Yesterday at the THRIVE retreat another sister recommended an herbal remedy that I am definitely ready to try. Today’s BIG GOAL is to get to the store and buy some of that stuff. While the risk/benefit ratio of prescription meds has been dramatically changing in favor of prescriptions, if a safer and more natural alternative will do the trick, I’m there.

Here’s hoping that I can eventually get past the first challenge – getting out of my jammies.

I have taken Effexor for years and know that I can NOT miss out, and yet I overlooked putting the med packet that I had so carefully put together in the luggage for the retreat. I actually saw the packet laying on the bed when I went back after something else I’d forgotten, but by the time I gathered up the thing I’d forgotten I forgot to reach over and pick up the packet.


I’m tired of having life roll by while I’m caught in a whirlpool Creative ideas, solutions that would resolve an issue, and opportunities to get out and bless others go by from one day to the next, while I continue to battle the same chaos and begin each day at re-inventing the wheel.

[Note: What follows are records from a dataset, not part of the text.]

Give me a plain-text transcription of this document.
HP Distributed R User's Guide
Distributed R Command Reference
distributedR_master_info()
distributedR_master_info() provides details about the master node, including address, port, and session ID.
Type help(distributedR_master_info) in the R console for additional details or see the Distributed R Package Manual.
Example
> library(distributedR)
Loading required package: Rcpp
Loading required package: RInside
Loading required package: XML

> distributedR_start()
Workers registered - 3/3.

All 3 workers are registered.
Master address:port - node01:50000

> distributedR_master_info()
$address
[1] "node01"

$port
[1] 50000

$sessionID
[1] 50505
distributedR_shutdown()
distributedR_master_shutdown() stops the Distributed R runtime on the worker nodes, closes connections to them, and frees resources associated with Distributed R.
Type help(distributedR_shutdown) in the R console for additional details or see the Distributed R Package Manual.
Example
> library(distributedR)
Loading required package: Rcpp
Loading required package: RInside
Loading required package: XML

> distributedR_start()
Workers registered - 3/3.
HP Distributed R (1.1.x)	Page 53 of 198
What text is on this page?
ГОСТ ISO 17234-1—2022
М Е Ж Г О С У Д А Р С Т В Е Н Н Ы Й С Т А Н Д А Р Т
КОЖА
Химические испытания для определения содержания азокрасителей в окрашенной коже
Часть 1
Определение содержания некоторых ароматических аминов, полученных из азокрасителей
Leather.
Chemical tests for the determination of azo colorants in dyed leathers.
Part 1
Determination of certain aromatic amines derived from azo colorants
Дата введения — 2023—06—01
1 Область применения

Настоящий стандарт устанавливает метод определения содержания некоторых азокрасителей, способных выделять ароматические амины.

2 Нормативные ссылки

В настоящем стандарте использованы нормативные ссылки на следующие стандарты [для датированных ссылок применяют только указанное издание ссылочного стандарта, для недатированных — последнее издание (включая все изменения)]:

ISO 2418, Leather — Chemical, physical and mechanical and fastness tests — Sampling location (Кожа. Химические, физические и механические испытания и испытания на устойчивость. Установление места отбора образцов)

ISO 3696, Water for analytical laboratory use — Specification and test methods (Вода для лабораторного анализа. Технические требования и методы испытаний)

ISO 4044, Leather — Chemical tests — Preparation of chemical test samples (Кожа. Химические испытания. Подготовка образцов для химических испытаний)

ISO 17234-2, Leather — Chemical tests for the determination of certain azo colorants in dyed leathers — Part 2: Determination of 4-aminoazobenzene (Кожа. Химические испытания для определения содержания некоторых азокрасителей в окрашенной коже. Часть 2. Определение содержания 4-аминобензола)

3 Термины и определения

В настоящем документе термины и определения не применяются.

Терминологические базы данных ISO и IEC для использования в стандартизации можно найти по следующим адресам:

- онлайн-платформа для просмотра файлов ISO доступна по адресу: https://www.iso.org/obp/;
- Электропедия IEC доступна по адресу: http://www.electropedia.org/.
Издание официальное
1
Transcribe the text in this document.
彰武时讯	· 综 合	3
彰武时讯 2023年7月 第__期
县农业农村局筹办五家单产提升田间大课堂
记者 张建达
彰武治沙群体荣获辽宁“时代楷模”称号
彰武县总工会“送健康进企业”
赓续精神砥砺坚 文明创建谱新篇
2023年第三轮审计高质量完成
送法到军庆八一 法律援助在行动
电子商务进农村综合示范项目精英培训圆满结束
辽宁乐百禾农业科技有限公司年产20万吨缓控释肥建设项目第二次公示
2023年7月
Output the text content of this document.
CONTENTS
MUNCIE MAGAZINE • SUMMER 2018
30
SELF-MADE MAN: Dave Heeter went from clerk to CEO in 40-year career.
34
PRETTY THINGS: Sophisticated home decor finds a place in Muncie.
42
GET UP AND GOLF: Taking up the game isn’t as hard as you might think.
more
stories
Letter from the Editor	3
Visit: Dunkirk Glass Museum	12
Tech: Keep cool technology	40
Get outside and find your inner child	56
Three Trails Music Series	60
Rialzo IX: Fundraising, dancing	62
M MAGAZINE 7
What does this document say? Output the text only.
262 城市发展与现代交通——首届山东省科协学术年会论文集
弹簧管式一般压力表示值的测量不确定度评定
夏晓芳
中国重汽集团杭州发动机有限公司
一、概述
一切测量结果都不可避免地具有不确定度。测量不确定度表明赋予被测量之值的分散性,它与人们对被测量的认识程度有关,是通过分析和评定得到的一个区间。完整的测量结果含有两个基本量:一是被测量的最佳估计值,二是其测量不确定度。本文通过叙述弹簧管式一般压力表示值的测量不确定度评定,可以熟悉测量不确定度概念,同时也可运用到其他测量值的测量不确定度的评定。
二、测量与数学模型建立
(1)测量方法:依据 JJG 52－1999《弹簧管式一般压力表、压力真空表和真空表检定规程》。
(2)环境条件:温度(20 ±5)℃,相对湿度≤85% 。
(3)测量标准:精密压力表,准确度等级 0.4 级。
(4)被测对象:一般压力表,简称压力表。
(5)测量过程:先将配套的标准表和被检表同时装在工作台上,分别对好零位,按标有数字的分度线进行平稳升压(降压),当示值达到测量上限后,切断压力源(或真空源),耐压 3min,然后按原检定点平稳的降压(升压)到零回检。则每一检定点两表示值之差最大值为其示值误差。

The snowball effect has me where I am this morning – sitting here discouraged about missing church when I’d rather be there than anywhere. I just couldn’t pull the basics together to get ready in time. I took an Effexor first thing this morning and it will kick in soon. It does help some when I take it, and the withdrawal side effects from missing a day exacerbate fuzzy thinking, so missing yesterday’s dose was a double whammy. Here’s hoping that when it kicks in I will be able to get to the health food store and lay a foundation for some victory in this situation.

2 comments:

  1. Get out of my head!!! I stumbled on this post and just now realize it's two years old, so I'm wondering what herbal remedy you tried and if you had any success? I'm 38, have been on Effexor (or some version of antidepressant) for almost 10 years. I can manage getting to church (mostly because my husband is the pastor) but I have a heck of a time getting my son to school for 8:55!!! I don't think ADD is part of my story, but chaos definitely is. I keep telling my husband hat there's something not quite right with the meds yet, but he's at the point of thinking that's just an excuse. My theme is that my hubby (and I) would like me to do ABC (a necessary and reasonable household task). I either get distracted by XYZ (AKA my "pet" project), or I get hung up on "D" (an important but not priority task). Wash, rinse, repeat!

    ReplyDelete
  2. Thanks so much for the tip on the cork. So great.
    Wasn't sure if you knew that your blog comments are set to no reply in your profile settings. That means no email address attached. There is a tutorial on my right side bar for no replies if you'd like to read about it more.